«Родители воспитывали во мне исключительную самодисциплину. И я до сих пор живу по их заповедям», — говорила Уланова. То есть между «хочу» и «надо». Сызмальства затверженное балериной понятие работы как «долга чести» не иссушило ее творческую суть; напротив, с годами возрастающая самодисциплина утончала культурные запросы, наделяла радостью тренировочную рутину, обогащала технику, осмысленную беспрецедентным для танцовщицы интеллектом.
Сергей Николаевич и Мария Федоровна смогли выковать стальной улановский характер, подобно доспехам защищавший балерину в перманентных закулисных баталиях. С детства она беспрекословно подчинялась двум словам, ставшим доминантой ее натуры: «должна» и «нельзя». Обожавшие дочь родители не имела права на мягкие методы воспитания, ибо готовили ее к безжалостной актерской стезе, которую знали не понаслышке и к которой были привязаны до конца своих дней.
В последние годы жизни воспоминания о матери преследовали Уланову. Об отце она практически не говорила, хотя, казалось, любила его больше. Конечно, Мария Федоровна наставляла дочь в балетной науке с самых азов и являлась для нее высшим авторитетом. Но почему же незабвенный образ мамы вызывал в ней жалость и раскаяние? Галина Сергеевна пыталась объяснить это тем, что пришлось оставить ее одну в Ленинграде. Однако, видимо, дело в другом: из-за излишне жесткой муштры, которой Мария Федоровна постоянно подвергала характер и тело дочери, из-за ее боязни растопить свою воспитательскую твердость даже в толике сентиментального чувства Галя постепенно стала воспринимать самого родного человека как учителя, тренера — и не более. В письме от 15 октября 1938 года Уланова признавалась Николаю Радлову:
«Я с мамой не в таких отношениях, которые иногда бывают у дочерей к родителям, я ничего не говорю им никогда. Им это, конечно, тяжело, и они за меня, очевидно, переживают больше, чем нужно. Иногда хочется подойти, приласкаться и рассказать, как мне больно и тяжело, но не могу, как-то стыдно, что могут не понять, и я опять запираюсь в себя со своими мыслями».
Гастролировавший с Улановой в Ленинграде в 1950-х годах премьер Большого театра Юрий Жданов, наблюдая ее рядом с матерью во время семейных обедов, подметил: «И снова мне казалось, что Галина Сергеевна несвободна, напряжена, как будто она подвергается какому-то экзамену, а старшие родственники как будто в чем-то ее испытывают.
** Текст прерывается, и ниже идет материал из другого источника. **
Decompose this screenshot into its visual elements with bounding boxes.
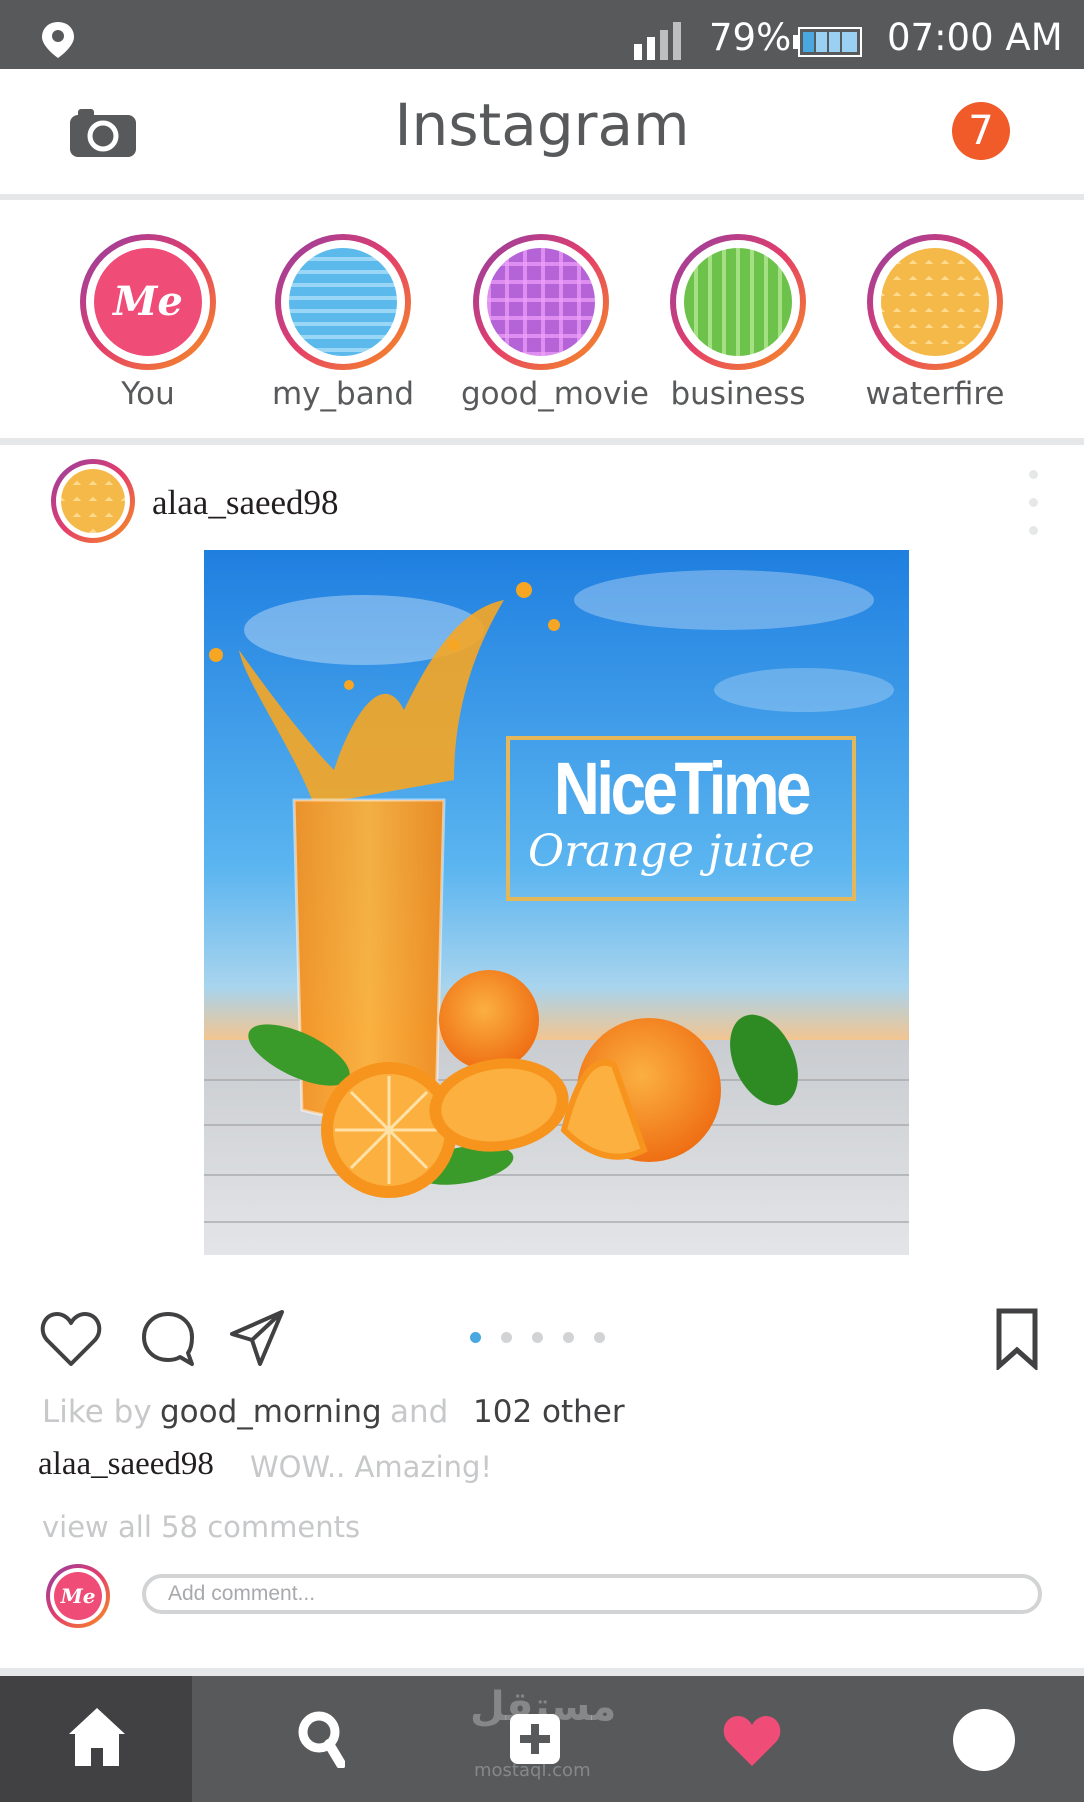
promo-textbox: NiceTime Orange juice — [506, 736, 856, 901]
promo-title: NiceTime — [553, 747, 812, 830]
status-bar: 79% 07:00 AM — [0, 0, 1084, 69]
story-avatar — [684, 248, 792, 356]
comment-input[interactable] — [142, 1574, 1042, 1614]
battery-icon — [793, 27, 862, 57]
me-avatar-small: Me — [54, 1572, 102, 1620]
story-avatar — [289, 248, 397, 356]
signal-icon — [634, 22, 681, 60]
nav-activity[interactable] — [624, 1676, 884, 1802]
view-comments-link[interactable]: view all 58 comments — [42, 1510, 360, 1544]
story-label: good_movie — [461, 376, 649, 412]
story-good-movie[interactable]: good_movie — [461, 234, 649, 412]
carousel-dot[interactable] — [532, 1332, 543, 1343]
likes-connector: and — [390, 1394, 449, 1430]
watermark-text: مستقل — [470, 1684, 617, 1730]
heart-icon[interactable] — [40, 1310, 102, 1368]
location-pin-icon — [42, 22, 74, 58]
likes-prefix: Like by — [42, 1394, 152, 1430]
story-my-band[interactable]: my_band — [263, 234, 423, 412]
clock: 07:00 AM — [887, 16, 1063, 59]
likes-others-link[interactable]: 102 other — [473, 1394, 625, 1430]
app-header: Instagram 7 — [0, 69, 1084, 200]
orange-juice-illustration — [204, 550, 909, 1255]
notification-badge[interactable]: 7 — [952, 102, 1010, 160]
nav-add[interactable]: مستقل mostaql.com — [454, 1676, 624, 1802]
me-avatar: Me — [94, 248, 202, 356]
carousel-dot[interactable] — [594, 1332, 605, 1343]
carousel-dot[interactable] — [563, 1332, 574, 1343]
nav-profile[interactable] — [884, 1676, 1084, 1802]
story-you[interactable]: Me You — [68, 234, 228, 412]
comment-avatar: Me — [46, 1564, 110, 1628]
nav-search[interactable] — [192, 1676, 454, 1802]
story-label: waterfire — [865, 376, 1005, 412]
story-waterfire[interactable]: waterfire — [855, 234, 1015, 412]
story-label: my_band — [271, 376, 415, 412]
bookmark-icon[interactable] — [996, 1308, 1038, 1370]
watermark-url: mostaql.com — [474, 1760, 591, 1781]
battery-percent: 79% — [709, 16, 792, 59]
profile-icon — [953, 1709, 1015, 1771]
divider — [0, 1668, 1084, 1676]
carousel-dot-active[interactable] — [470, 1332, 481, 1343]
post-username[interactable]: alaa_saeed98 — [152, 483, 339, 523]
likes-user-link[interactable]: good_morning — [160, 1394, 382, 1430]
bottom-nav: مستقل mostaql.com — [0, 1676, 1084, 1802]
post-author-avatar[interactable] — [51, 459, 135, 543]
heart-filled-icon — [723, 1716, 781, 1766]
share-icon[interactable] — [228, 1308, 286, 1368]
search-icon — [298, 1711, 345, 1768]
story-label: You — [121, 376, 175, 412]
caption-username[interactable]: alaa_saeed98 — [38, 1446, 214, 1483]
more-options-icon[interactable] — [1024, 470, 1042, 540]
caption-text: WOW.. Amazing! — [250, 1450, 493, 1484]
carousel-dot[interactable] — [501, 1332, 512, 1343]
story-business[interactable]: business — [658, 234, 818, 412]
story-avatar — [487, 248, 595, 356]
stories-bar: Me You my_band good_movie business water… — [0, 200, 1084, 445]
app-title: Instagram — [394, 91, 690, 159]
nav-home[interactable] — [0, 1676, 192, 1802]
promo-subtitle: Orange juice — [528, 826, 815, 877]
story-label: business — [670, 376, 806, 412]
post-image[interactable]: NiceTime Orange juice — [204, 550, 909, 1255]
comment-icon[interactable] — [140, 1310, 196, 1368]
story-avatar — [881, 248, 989, 356]
home-icon — [69, 1708, 125, 1766]
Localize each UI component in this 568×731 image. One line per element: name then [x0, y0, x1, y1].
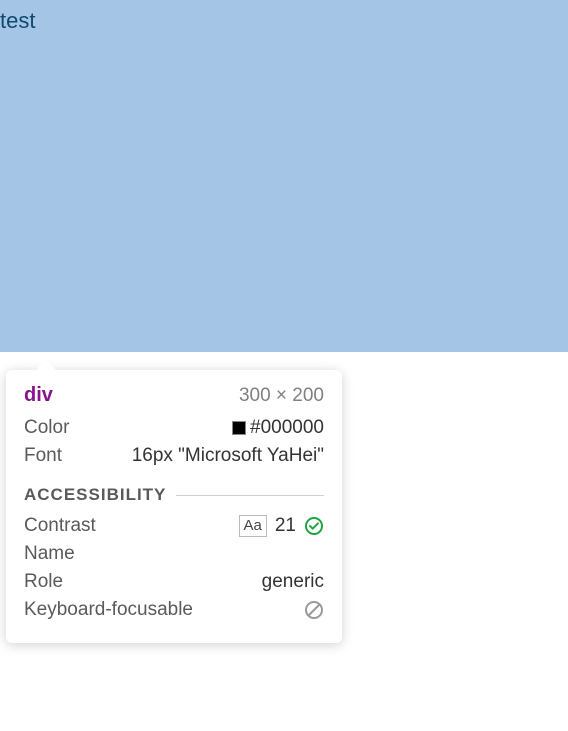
- contrast-aa-badge: Aa: [239, 515, 267, 537]
- font-value: 16px "Microsoft YaHei": [132, 445, 324, 467]
- not-allowed-icon: [304, 600, 324, 620]
- inspected-element-preview: test: [0, 0, 568, 352]
- accessibility-title: ACCESSIBILITY: [24, 485, 166, 505]
- element-dimensions: 300 × 200: [239, 385, 324, 407]
- accessibility-section-header: ACCESSIBILITY: [24, 485, 324, 505]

Впрочем, за столом не умолкал оживленный профессиональный разговор».
Сформированная строгими профессиональными и житейскими уроками родителей, Галя росла неулыбчивой и, как вспоминал балетмейстер Федор Лопухов, «лишенной даже тени кокетства, желания нравиться». Домашние научили ее иметь душевный секрет — «свое заветное», тщательно сокрытое от постороннего взгляда, создать внутри себя «шкатулочку» для хранения глубоких и ярких впечатлений. «Жизнь моей души может принадлежать только мне, — настаивала Галина Сергеевна. — Душа не может быть открытой. Во всяком случае, моя». Она упорно старалась «не расплескивать, не разбазаривать» это «никому неведомое и недоступное богатство», без которого невозможно создать роль, исполненную глубокого смысла. «Пожалуйста, можно допустить, что моя замкнутость, суровость, внешняя скованность, резкость и грубоватость движений в жизни происходят из-за какой-то связывающей скромности, стеснительности, от которой я освобождаюсь на сцене, где я открыто откровенна — и внутренне, и внешне, и где я раскрываю все те свои интимные черты, которые в жизни, так сказать, стыдливо скрываю», — говорила балерина в середине 1930-х годов.
География судьбы Улановой проста: Петербург (Петроград, Ленинград) и Москва. Сам фонетический склад фамилии Улановой пророческий. Закрытый, отстраненный звук у — Петербург, где не было принято выставлять страсти напоказ. Открытый звук а — Москва, второй ее дом, накрепко пропитанный пряной романсной стихией.